Dans l’édition du journal "Le Devoir" du samedi 25 et dimanche 26 septembre dernier, les représentantes du groupe Stella citaient le sociologue reconnu Richard Poulin ("Le Devoir", Page Idées, 13 septembre 2004) hors contexte et l’accusaient de les injurier. Pour elles, Monsieur Poulin escamotait le vrai débat et passait à l’injure personnelle. Mais les militantes de la décriminalisation de la prostitution veulent-elles vraiment un débat ou se croient-elles les seules aptes à décider et à influencer les décideurs sur ce sujet ? Elles prétendent également que Monsieur Poulin s’oppose à l’existence de leur groupe. Personne ne contestera la légitimité de recevoir de l’aide financière du Réseau de la santé et des services sociaux (RSSS) et même un prix d’excellence pour souligner la contribution d’un organisme à la prévention, la promotion et la protection de la santé et du bien-être des personnes, mais il est pertinent de se demander si le RSSS cautionne aussi le volet "propagande de la décriminalisation de la prostitution" via ses subventions à l’organisme ? Autrement dit, nos impôts servent-ils à promouvoir la décriminalisation de la prostitution ? Mes demandes répétées auprès du MSSS sont, sur ce point, demeurées lettre morte.

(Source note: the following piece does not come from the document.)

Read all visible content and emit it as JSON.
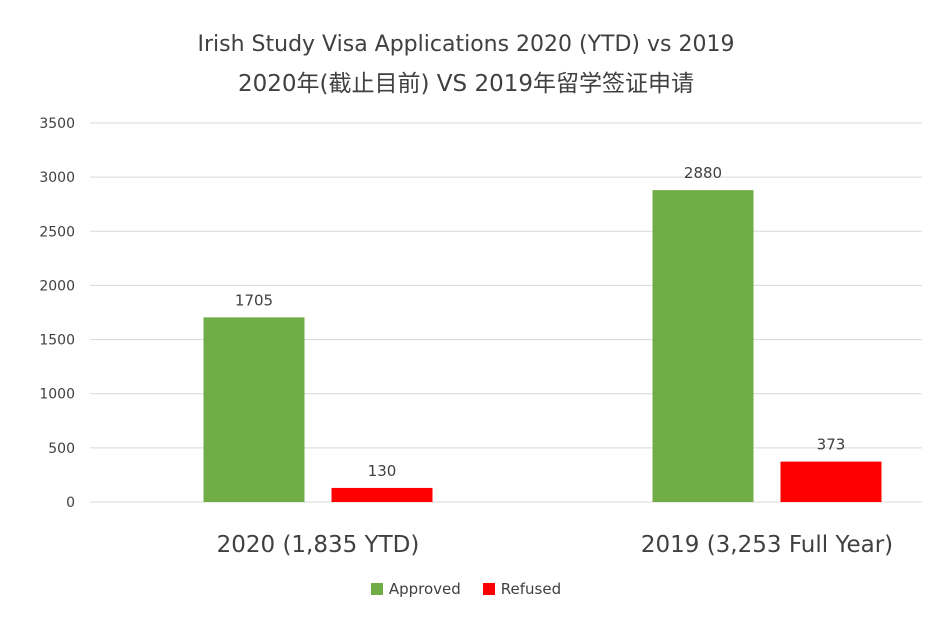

Je reçois beaucoup de messages sur le supposé droit "privé" d’une minorité de prostitué-es à pratiquer légalement la prostitution mais je n’ai pas beaucoup d’échos de la part d’opposant-es, la plupart des féministes, entre autres, ayant abdiqué. Souvent, l’information des différents médias table sur le sensationnalisme ou ne montre qu’un côté de la médaille, et fait table rase de toutes les implications sociales de la décriminalisation de la prostitution sur toute la société. En tant que citoyenne ordinaire, je soumets aux militantes de la décriminalisation de la prostitution des questions qui me préoccupent et qui préoccupent beaucoup de personnes de mon entourage. Au risque de me faire répliquer que je manque totalement d’ouverture, de me faire dire que je suis une hypocrite qui nie et méconnaît le milieu prostitutionnel, de me faire culpabiliser ou intimider, voici ces interrogations qui, à mon avis, viendraient alimenter le débat.

D’un point de vue philosophique, votre occupation donne-t-elle un sens à votre vie, à la vie de la communauté, à la vie de la société ? Gagner sa vie en se prostituant, légalement ou non, permet-il d’après vous aux préposé-es du sexe de découvrir leurs talents, leurs intérêts spécifiques et de les développer ? Cela leur permettrait-il réellement de découvrir leurs nombreuses aptitudes ? Pourriez-vous être plus précises sur les motivations profondes qui vous guident en ce sens ? La prostitution étant étroitement associée à la violence, à la domination masculine, aux milieux criminels, à la traite des femmes et d’enfants, à l’exploitation économique, psychologique et sociale, pourquoi militez-vous pour sa décriminalisation alors que dans les pays où elle l’a été, ces facteurs ont augmenté ? La décriminalisation de la prostitution apportera-t-elle l’espoir d’une vie meilleure à toutes les femmes, à tous les hommes ?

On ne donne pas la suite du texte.